Since our strain displayed a high tolerance in acidic condition, we performed the fermentation without adding a neutralizing agent. This strategy is important for the fact that one of the bottlenecks in developing the industrial lactic acid process is the inability to generate a free form of lactic acid that requires no subsequent acidification. In fact, according to the life-cycle assessment and techno-economic analysis of SCB valorization to lactic acid, the removal of neutralizing agents by employing an acid-tolerant host lowers the environmental burden caused by gypsum and reduce total capital investment because the process would no longer require an acidification reactor unit (Daful & Görgens, 2017). Based on our best knowledge, to date, the utilization of SCB for second-generation lactic acid bioproduction still requisites the neutralizing step, either at the beginning or during the fermentation (Baral et al., 2020; de Oliveira et al., 2019; Unrean, 2018; van der Pol et al., 2016).
Our results show that our engineered S. cerevisiae  BTCC3 LA2 strain could facilitate a neutralizing-agent-free lactic acid fermentation using the hydrolysate of SCB. This strain could demonstrate a rapid generation of lactic acid at a productivity of 1.69 g·L-1·h-1, which is competitive to other studies in which the neutralizing treatment is still included at the beginning or during fermentation. Moreover, non-neutralized fermentation using YPD medium could achieve productivity as high as 3.68 g·L-1·h-1. All fermentable glucose in the YPD medium was consumed within only 9 h and higher accumulation of lactic acid could still be accomplished after three times glucose feeding treatment even without any neutralizing agent supplemented.
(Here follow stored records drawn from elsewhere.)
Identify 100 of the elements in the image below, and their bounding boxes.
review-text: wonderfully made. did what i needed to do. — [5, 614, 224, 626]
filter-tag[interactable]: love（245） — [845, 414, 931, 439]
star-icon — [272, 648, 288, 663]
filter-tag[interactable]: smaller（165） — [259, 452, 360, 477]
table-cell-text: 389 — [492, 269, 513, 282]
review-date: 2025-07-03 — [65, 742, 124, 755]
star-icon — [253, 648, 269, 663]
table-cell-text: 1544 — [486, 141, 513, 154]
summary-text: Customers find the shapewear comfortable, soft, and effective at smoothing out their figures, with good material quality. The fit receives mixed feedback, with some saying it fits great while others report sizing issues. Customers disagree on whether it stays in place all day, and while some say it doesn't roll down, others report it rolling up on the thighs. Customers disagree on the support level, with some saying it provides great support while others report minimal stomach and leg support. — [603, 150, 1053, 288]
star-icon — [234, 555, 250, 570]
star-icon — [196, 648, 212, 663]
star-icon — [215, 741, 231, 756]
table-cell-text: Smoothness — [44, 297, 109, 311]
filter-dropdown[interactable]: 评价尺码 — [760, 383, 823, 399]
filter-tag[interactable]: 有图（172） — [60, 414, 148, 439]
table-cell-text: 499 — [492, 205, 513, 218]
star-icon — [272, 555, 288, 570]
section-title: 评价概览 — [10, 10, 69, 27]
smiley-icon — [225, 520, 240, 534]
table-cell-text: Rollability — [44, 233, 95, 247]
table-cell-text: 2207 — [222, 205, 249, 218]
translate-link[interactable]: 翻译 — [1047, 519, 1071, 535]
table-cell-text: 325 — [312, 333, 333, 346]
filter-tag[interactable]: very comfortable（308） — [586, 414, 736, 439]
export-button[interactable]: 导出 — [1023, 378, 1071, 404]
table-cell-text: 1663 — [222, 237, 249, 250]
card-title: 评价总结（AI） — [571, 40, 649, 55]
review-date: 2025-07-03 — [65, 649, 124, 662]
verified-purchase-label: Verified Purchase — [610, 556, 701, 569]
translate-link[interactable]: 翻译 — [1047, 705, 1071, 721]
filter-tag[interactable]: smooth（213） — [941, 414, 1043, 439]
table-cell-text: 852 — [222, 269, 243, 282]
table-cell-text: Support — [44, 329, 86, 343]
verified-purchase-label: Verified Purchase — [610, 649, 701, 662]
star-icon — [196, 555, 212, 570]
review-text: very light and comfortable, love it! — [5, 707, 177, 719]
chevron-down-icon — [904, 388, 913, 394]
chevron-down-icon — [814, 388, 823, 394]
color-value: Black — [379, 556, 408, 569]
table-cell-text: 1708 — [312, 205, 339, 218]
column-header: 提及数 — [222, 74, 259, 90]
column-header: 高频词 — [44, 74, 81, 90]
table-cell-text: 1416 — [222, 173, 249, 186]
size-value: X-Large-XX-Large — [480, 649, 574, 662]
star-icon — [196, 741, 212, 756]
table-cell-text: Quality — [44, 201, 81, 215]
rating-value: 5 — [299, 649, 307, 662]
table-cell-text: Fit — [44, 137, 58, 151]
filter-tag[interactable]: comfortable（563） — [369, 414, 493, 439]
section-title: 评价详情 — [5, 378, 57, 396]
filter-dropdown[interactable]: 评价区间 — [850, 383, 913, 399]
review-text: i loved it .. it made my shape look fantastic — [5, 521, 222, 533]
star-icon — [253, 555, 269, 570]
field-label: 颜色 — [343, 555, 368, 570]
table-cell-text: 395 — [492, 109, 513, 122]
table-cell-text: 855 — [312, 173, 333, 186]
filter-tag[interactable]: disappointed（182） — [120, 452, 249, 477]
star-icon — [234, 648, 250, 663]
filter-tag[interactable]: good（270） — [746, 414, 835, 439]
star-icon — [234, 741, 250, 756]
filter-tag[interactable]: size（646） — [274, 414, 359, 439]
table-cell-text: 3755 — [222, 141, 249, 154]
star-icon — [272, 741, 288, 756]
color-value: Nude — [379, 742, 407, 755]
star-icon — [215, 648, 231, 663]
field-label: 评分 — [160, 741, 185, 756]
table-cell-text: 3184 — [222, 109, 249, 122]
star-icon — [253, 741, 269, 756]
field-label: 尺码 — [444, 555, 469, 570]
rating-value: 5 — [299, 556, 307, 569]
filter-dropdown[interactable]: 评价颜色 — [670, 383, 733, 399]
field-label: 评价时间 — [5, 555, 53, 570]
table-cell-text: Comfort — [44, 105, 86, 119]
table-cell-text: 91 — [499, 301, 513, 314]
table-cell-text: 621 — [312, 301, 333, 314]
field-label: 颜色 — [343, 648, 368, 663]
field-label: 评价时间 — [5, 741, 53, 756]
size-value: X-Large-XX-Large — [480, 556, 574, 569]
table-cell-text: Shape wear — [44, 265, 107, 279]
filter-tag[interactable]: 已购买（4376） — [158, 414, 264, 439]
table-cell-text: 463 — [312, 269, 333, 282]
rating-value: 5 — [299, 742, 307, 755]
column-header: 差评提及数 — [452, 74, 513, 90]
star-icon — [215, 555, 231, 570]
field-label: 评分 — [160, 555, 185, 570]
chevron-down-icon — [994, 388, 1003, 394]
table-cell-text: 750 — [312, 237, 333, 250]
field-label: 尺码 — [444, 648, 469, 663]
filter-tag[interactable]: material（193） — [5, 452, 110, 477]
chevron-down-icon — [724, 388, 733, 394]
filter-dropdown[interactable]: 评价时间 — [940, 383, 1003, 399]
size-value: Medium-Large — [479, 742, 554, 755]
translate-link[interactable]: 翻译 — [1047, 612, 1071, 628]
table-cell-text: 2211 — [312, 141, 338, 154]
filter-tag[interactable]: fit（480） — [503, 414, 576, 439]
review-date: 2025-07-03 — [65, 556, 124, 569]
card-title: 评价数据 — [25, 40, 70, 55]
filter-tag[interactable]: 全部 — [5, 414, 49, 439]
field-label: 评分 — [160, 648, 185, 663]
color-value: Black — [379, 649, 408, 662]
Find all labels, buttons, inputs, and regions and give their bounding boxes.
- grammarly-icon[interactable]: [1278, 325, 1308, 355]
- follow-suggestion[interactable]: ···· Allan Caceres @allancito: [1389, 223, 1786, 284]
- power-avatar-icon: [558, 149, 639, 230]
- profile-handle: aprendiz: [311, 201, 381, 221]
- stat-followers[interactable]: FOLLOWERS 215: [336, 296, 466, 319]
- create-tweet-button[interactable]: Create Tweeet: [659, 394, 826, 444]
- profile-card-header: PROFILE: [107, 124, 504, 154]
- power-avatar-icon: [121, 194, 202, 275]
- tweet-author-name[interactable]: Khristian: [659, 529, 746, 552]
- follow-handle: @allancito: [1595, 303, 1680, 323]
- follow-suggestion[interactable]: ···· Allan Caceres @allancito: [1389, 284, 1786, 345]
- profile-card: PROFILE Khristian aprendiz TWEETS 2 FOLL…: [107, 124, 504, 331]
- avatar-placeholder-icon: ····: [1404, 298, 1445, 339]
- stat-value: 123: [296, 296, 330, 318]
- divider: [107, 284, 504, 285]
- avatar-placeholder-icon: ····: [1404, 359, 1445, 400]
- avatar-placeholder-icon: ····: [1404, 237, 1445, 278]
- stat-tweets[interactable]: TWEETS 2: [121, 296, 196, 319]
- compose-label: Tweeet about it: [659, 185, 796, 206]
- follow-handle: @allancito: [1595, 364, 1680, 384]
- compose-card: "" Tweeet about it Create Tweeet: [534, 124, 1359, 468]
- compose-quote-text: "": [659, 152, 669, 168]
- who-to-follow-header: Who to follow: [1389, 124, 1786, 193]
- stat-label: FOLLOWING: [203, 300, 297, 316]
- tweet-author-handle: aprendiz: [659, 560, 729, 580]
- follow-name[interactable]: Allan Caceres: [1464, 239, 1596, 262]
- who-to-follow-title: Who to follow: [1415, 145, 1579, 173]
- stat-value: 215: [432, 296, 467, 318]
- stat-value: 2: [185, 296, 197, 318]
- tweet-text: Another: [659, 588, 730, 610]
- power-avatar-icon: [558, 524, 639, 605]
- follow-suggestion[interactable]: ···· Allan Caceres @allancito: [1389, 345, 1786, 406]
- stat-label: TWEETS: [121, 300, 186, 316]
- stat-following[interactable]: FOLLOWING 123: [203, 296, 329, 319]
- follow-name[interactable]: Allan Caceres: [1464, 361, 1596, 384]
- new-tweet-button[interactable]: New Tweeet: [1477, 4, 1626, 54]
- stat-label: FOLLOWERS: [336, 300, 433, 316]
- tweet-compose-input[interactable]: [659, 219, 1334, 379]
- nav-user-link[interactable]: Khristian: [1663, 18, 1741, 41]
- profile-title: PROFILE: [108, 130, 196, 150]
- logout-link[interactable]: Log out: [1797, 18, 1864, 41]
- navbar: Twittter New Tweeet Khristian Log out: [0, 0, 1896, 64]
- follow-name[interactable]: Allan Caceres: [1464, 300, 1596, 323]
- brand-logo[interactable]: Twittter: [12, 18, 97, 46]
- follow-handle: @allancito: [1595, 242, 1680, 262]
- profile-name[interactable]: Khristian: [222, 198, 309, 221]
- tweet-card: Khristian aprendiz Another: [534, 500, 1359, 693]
Based on our best knowledge, no previous reports discuss the metabolic engineering approach to developing a lactic acid bioproduction using SCB as raw material without neutralizing or detoxifying treatment. The genetic modification was performed at a modest level to maintain this strain’s robustness, with merely two genes disrupted and one exogenous gene inserted. In contrast, many other studies carried out more complex genetic manipulations in which the number of genes knocked in and out concurrently could reach ten or even more (Baek et al., 2017; Tsuge et al., 2019; Zhong et al., 2019, 2020). Therefore, this strategy is more efficient and potentially generates a more stable host for lactic acid production.
For upcoming experiments, disrupting other gene candidates without severely jeopardizing the rate of cell growth could be accomplished by constructing a switchable metabolic tool (Zhao et al., 2018). Adaptation strategy could also be carried out to attain higher product accumulation when performing fed-batch strategy with more feeding treatments. In addition, the content of xylose in lignocellulosic biomass is the second largest composition after glucose, so the use of xylose as an additional carbon source is essential for efficient production of lactic acid. Therefore, introducing a xylose-assimilating pathway to the microbial host is a good objective for upcoming experiments. In addition, a combination of the utilization of genetically engineered feedstock and the employment of our recombinant strain should lead to the development of a fourth-generation lactic acid.